The Anti-Psalm 131 vs. the Real Psalm 131
I’m grateful that CCEF is periodically posting great meditations from David Powlison. The latest is on Psalm 131, entitled “Peace, Be Still”: Learning Psalm 131 by Heart. Powlison argues that “Psalm 131 is show-and-tell for how to become peaceful inside.”
One of the things that Powlison likes to do is to contrast a biblical God-centered worldview with a functional godless universe; he does so by composing “anti-Psalms” that show the opposite of the life of the faith.
Here’s Anti-Psalm 131:
my heart is proud (I’m absorbed in myself),
and my eyes are haughty (I look down on other people),
and I chase after things too great and too difficult for me.

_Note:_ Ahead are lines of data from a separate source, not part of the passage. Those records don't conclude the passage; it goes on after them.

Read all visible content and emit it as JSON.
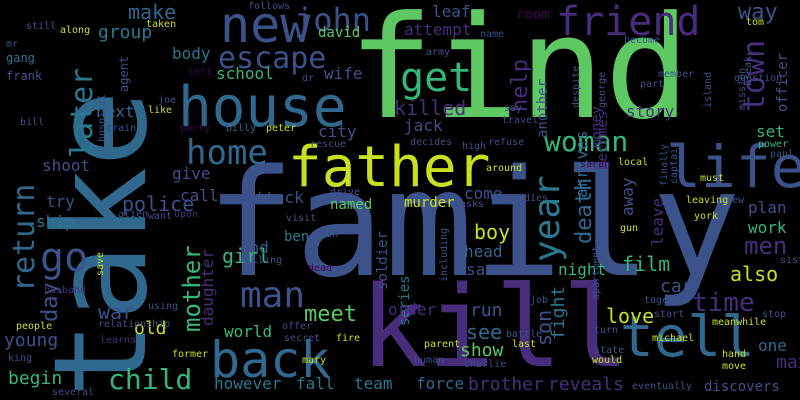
{
  "palette": {
    "background": "#000000",
    "lime": "#5ec962",
    "yellow": "#c8e020",
    "teal": "#21918c",
    "blue": "#3b528b",
    "indigo": "#472d7b",
    "purple": "#440154",
    "slate": "#31688e",
    "green": "#35b779",
    "cyan": "#2a788e"
  },
  "words": [
    "find",
    "family",
    "take",
    "kill",
    "house",
    "father",
    "life",
    "back",
    "tell",
    "new",
    "get",
    "friend",
    "john",
    "escape",
    "home",
    "woman",
    "year",
    "return",
    "go",
    "man",
    "child",
    "police",
    "town",
    "later",
    "death",
    "car",
    "mother",
    "make",
    "group",
    "way",
    "help",
    "killed",
    "story",
    "day",
    "time",
    "also",
    "film",
    "love",
    "men",
    "meet",
    "see",
    "son",
    "show",
    "boy",
    "girl",
    "war",
    "old",
    "run",
    "team",
    "force",
    "brother",
    "reveals",
    "however",
    "fall",
    "begin",
    "young",
    "school",
    "wife",
    "city",
    "jack",
    "attempt",
    "david",
    "leaf",
    "room",
    "body",
    "shoot",
    "ship",
    "try",
    "next",
    "give",
    "call",
    "attack",
    "named",
    "murder",
    "come",
    "end",
    "ben",
    "head",
    "sam",
    "night",
    "soldier",
    "series",
    "order",
    "world",
    "daughter",
    "fight",
    "arrives",
    "plan",
    "work",
    "set",
    "one",
    "max",
    "officer",
    "power",
    "leave",
    "away",
    "becomes",
    "money",
    "another",
    "gang",
    "frank",
    "agent",
    "taken",
    "left",
    "party",
    "billy",
    "peter",
    "train",
    "alien",
    "want",
    "upon",
    "save",
    "husband",
    "people",
    "king",
    "several",
    "relationship",
    "using",
    "learns",
    "former",
    "mary",
    "secret",
    "fire",
    "parent",
    "human",
    "charlie",
    "battle",
    "last",
    "job",
    "state",
    "would",
    "michael",
    "hand",
    "move",
    "eventually",
    "discovers",
    "meanwhile",
    "together",
    "start",
    "turn",
    "crew",
    "leaving",
    "york",
    "must",
    "finally",
    "captain",
    "gun",
    "local",
    "sarah",
    "around",
    "drive",
    "asks",
    "including",
    "sister",
    "apartment",
    "island",
    "mission",
    "break",
    "tom",
    "paul",
    "army",
    "name",
    "member",
    "part",
    "become",
    "despite",
    "george",
    "travel",
    "say",
    "hospital",
    "bill",
    "still",
    "along",
    "dr",
    "follows",
    "like",
    "joe",
    "mr",
    "rescue",
    "decides",
    "high",
    "refuse",
    "visit",
    "join",
    "killing",
    "dead",
    "offer",
    "stop",
    "question",
    "dies"
  ]
}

So of course I’m noisy and restless inside, it comes naturally,
like a hungry infant fussing on his mother’s lap,
like a hungry infant, I’m restless with my demands and worries.
I scatter my hopes onto anything and everybody all the time.
Contrast that with the real Psalm 131:
my heart is not lifted up;
my eyes are not raised too high;
I do not occupy myself with things too great and too marvelous for me.
But I have calmed and quieted my soul,
like a weaned child with its mother;
like a weaned child is my soul within me.